We are excited to be entering the next phase of the F1000 project. After a modest start, we now have more than 50 genomes in the pipeline. So far more than 25% of the current 626 Families have at least one genome sequenced and 80 families already have at least two genomes sampled. Nominations for additional species for the next phase of the F1000 project are now open on the JGI website supporting the Fungal 1000 genomes project.

You can login and post your nominations by providing information. The F1000 committee will insure this fits the 2 genomes per family rules. The justification must provide some supporting information on how this fungal genome fits in the DOE mission and that it is indeed increasing the phylogenetic diversity of sampling. If the phylogenetic position of the group is ambiguous or inconsistent with the current taxonomy please provide additional supporting information (phylogenetic trees, publications) that can support the idea that this is increasing the diversity of sampling from the Fungal tree. The nominator must provide the RNA and DNA in quantities necessary for the project following JGI guidelines. From their page the selection criteria includes:

Criteria for Selection:

  • Phylogenetic diversity – the selected fungal project must be from a family with one or no sequenced members. If you are aware of sequencing projects in progress for similar species, please let us know.
  • DOE mission relevance – alternative fuel, carbon cycling, bioremediation. Pathogens or commensals studied in the context of human health or disease are not allowed. These proposals will be rejected.
  • Commitment and likelihood to provide DNA and RNA of required quantity and quality for the nominated fungus (see JGI Sample Preparation Requirements). Desired: proof of previously isolated materials, such as gel images of DNA preps, Bioanlyzer traces of RNA preps, citations describing nucleic acid solutions for sequencing, ITS and/or large subunit sequences, access to a wet lab.
  • Ability of the nominator to oversee project from supplying materials, through analysis and publication. Desired: publication records.
  • Biological questions researcher hopes to answer with the proposed genome.

In addition you can help us track the genomes which are underway by making sure your projects are linked through GOLD or directly out on the site.

Please note that nomination and successful submission of biological materials is only the first step. The nominator should also be able to show follow through to analyze the genome data and work towards generating publications. The F1000 consortium will work together with you as collaborators where possible but it is expected the nominator(s) will be project leads analyzing the genome data once it is annotated and released.

1000 Fungal genomes project is underway

Our proposal to sequence 1000+ Fungal genomes was funded by the DOE’s JGI. This site represents a gathering of the information about the project and will link to additional resources tracking the progress of the project.

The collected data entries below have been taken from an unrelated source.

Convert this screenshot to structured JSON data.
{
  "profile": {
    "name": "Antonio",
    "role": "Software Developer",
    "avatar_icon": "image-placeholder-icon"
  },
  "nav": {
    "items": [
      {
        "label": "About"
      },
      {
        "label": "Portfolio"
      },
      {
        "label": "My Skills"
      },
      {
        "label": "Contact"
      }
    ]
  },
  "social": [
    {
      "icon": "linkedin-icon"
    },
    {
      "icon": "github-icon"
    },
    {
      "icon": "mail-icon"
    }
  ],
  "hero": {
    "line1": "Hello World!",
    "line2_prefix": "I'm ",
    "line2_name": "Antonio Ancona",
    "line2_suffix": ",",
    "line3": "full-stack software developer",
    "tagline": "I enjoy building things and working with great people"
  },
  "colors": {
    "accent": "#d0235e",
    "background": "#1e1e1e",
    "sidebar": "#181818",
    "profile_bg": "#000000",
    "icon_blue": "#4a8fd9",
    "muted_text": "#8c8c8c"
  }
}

With an estimated 1.5 million species, Fungi represent one of the largest branches of the Tree of Life.  They have an enormous impact on human affairs and ecosystem functioning, owing to their diverse activities as decomposers, pathogens, and mutualistic symbionts.  And perhaps more than any other group of nonphotosynthetic organisms, fungi are essential biological components of the global carbon cycle.  Collectively, they are capable of degrading almost any naturally occurring biopolymer and numerous human-made ones.  As such, fungi hold considerable promise in the development of alternative fuels, carbon sequestration and bioremediation of contaminated ecosystems.

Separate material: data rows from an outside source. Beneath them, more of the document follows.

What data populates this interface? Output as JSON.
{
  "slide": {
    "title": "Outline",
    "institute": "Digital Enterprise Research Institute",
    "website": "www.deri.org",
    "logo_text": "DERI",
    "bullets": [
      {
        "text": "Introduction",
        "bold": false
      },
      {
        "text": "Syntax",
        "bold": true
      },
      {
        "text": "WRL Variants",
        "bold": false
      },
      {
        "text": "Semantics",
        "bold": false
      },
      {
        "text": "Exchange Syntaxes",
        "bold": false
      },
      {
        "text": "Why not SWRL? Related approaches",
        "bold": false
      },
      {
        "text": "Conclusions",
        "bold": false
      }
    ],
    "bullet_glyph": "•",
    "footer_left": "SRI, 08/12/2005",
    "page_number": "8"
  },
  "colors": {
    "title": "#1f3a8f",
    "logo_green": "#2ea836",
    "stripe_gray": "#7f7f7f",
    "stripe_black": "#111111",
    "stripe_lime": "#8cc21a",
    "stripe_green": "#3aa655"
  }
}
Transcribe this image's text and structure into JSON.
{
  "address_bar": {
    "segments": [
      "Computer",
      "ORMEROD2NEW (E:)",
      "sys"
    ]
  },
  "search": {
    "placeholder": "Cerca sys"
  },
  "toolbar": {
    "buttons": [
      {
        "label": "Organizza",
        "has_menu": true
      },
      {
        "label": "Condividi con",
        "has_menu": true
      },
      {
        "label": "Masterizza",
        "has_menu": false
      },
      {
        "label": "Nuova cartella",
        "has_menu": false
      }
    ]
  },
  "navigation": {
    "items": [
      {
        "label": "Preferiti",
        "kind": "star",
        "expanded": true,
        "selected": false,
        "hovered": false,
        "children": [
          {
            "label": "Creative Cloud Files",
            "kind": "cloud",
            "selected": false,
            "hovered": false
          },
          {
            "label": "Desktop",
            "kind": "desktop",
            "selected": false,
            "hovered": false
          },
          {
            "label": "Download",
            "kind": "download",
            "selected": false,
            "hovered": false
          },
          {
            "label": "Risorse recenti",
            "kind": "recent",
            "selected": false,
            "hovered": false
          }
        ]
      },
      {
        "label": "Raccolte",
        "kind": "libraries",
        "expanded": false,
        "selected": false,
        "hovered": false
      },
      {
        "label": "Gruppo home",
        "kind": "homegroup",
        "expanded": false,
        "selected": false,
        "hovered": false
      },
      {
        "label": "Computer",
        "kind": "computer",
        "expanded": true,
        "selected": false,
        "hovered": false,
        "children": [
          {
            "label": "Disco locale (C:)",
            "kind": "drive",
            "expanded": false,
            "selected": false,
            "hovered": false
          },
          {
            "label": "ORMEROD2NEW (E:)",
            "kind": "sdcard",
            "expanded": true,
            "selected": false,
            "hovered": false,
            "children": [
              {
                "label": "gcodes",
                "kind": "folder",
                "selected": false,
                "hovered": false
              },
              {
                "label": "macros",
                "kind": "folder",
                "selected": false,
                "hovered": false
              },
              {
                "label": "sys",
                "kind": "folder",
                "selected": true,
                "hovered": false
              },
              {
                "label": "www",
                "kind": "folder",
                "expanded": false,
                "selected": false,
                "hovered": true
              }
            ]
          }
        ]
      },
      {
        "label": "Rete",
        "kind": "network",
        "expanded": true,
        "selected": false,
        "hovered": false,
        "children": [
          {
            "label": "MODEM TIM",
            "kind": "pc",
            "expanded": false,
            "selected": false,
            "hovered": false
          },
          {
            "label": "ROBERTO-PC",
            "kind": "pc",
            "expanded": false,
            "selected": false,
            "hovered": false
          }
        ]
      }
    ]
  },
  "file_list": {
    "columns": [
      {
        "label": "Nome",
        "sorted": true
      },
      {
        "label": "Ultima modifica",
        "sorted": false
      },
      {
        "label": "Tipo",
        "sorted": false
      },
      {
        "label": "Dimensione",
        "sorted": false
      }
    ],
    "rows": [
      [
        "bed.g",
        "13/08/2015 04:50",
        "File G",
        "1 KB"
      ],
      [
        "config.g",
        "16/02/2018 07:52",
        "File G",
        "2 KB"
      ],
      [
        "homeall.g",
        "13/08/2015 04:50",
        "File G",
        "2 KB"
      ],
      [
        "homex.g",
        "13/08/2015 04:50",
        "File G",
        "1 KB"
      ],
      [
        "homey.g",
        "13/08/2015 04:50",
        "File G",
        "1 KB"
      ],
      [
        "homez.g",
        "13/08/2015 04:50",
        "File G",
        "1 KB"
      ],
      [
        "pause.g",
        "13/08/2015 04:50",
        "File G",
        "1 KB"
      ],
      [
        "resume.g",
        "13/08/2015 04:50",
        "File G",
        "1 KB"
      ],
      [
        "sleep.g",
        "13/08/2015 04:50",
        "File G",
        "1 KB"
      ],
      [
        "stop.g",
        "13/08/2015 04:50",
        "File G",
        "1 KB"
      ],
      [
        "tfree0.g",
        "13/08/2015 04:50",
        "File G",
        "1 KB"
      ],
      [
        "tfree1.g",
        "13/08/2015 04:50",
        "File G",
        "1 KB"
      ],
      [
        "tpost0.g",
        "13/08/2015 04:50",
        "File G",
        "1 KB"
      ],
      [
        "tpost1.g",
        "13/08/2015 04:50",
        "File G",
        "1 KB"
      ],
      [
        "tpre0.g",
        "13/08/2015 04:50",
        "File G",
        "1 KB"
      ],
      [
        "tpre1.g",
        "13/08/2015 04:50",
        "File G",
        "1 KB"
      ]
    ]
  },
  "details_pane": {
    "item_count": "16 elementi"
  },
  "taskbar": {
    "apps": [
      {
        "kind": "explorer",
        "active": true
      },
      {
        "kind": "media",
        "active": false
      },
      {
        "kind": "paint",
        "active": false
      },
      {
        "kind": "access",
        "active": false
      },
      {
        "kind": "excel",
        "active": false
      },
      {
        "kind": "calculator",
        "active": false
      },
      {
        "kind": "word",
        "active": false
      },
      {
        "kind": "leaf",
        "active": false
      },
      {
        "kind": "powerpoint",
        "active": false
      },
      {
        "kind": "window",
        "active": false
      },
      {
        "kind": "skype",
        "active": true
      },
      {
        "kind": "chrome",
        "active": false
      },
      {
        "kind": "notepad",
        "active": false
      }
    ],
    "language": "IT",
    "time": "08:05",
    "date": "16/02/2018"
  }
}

The use of fungi for the continued benefit of humankind, however, requires an accurate understanding of how they interact in natural and synthetic communities.  The ability to sample environments for complex fungal metagenomes is rapidly becoming a reality and will play an important part in harnessing fungi for industrial, energy and climate management purposes.  However, our ability to accurately analyze these data relies on well-characterized, foundational reference data of fungal genomes.

To bridge this gap in our understanding of fungal diversity, an international research team in collaboration with the Joint Genome Institute of the Department of Energy has embarked on a five-year project to sequence 1000 fungal genomes from across the Fungal Tree of Life.  The team comprises Joseph Spatafora (Oregon State University), Jason Stajich (University of California at Riverside), Kevin McCluskey (Fungal Genetics Stock Center), Pedro Crous (Centraal Bureau voor Schimmelcultures, Netherlands), Gillian Turgeon (Cornell University), Daniel Lindner (USDA Forest Service), Kerry O’Donnell and Todd Ward (USDA ARS), Antonis Rokas (Vanderbilt University), Louise Glass (University of California at Berkeley), Betsy Arnold (University of Arizona), Francis Martin (INRA, France) and Igor Grigoriev (JGI DOE).  The overall plan is to fill in gaps in the Fungal Tree of Life by sequencing at least two reference genomes from the more than 500 recognized families of Fungi.  In doing so, this project has the core goal of providing reference information to inform research on plant-microbe interactions, microbial emission and capture of greenhouse gasses, and environmental metagenomic sequencing.